Yesterday my Dad said something to me that broke my heart and then healed back to further cement my resolve. He said ‘the atmosphere in India is getting too weirdly sensitive, you need to start toeing a line on what you speak’. For two seconds I couldn’t bring myself to say anything because here was a man who has brought me up with only one advice : If you think you are right, let there be thousands to oppose you. YOU FIGHT.

And yet there he is, at sixty five. Perhaps part of the same crowd and yet afraid what it might mean for his rebel child, bending over backwards to change is world view on life.

After a few seconds I gathered my senses and said “now is the most important time to fight, the time when we look back and say – this is where we mattered.
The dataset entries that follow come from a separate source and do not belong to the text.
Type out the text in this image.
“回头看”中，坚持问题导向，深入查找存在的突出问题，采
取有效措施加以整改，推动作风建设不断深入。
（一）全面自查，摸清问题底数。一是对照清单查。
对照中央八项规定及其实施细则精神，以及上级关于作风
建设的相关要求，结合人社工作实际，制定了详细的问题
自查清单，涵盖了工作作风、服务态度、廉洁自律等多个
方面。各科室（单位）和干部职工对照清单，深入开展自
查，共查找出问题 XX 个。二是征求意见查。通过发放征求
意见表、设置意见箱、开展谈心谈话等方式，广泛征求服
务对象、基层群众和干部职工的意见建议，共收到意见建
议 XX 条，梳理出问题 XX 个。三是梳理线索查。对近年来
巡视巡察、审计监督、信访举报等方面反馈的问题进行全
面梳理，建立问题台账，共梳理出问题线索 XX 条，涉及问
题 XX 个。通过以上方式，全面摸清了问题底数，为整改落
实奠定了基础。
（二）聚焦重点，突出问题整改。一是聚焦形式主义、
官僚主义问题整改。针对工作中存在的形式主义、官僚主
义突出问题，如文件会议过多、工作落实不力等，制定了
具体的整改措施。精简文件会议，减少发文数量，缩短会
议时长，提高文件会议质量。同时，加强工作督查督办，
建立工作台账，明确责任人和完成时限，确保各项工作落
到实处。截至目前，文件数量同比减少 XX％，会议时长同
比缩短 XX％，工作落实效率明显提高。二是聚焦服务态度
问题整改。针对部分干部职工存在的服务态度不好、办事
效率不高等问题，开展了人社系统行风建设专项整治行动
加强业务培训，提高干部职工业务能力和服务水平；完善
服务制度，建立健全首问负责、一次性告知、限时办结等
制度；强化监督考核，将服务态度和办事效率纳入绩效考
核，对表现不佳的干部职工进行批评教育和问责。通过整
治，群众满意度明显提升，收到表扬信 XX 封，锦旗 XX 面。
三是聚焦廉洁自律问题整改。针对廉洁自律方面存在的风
We stood up to the bullies and saved life as we know it”. He didn’t say anything to me beyond.

But that was me. I wonder how many around are quiet because they are afraid – leading to the notion that Boris Johnson can demean Indians and Pakistanis in his Xenophobic speeches and get away with it. That Trump can call African nations ‘hell holes’ and not attract as much as a critique from world leaders. That Narendra Modi can say in a rally “You can recognise them from their clothes” giving the slight nod to discrimination against Muslims, and have no one (least of all Election Commission) object to it. This silence is not golden, but it is that very rust which will corrode the very idea of our country.

You know what is ‘The Futterwacken Dance’ ? Lewis Carrol Fans might remember. It is the dance of celebration from Mad Hatter. An ugly display of pomp and show.

That’s what the world feels like to me today. An ugly display of pomp and show of bigotry. Of discrimination. Of racism. Of xenophobia. Of everything against the very nature of humanity.

I know, I know. Like my father there are many who would say – toe a line. Keep these posts kosher. Or you might ruffle a few friends. Some readers.

To them (and my father) I say this : I am not losing friends over political differences. I don’t care who you vote. I am losing friends over my principles. I care how you position your bigotry.

And when say we are losing friends over political differences. What about that Muslim friend who loves Ramayana and Mahabharata? Who knows more Hindu than me? Who talks and understands more rituals than anyone I know? And who now unfortunately quietly watches things like “Corona Jihad” and “Maaro Saalon Musalmanon ko” ? Do I owe zilch to THAT friend?

In life I have noticed, there are always choices. And what you become are nothing but choices. A series of them.

And I have made my choice. I am no ‘Mad Hater’ – no futterwacken dance for me.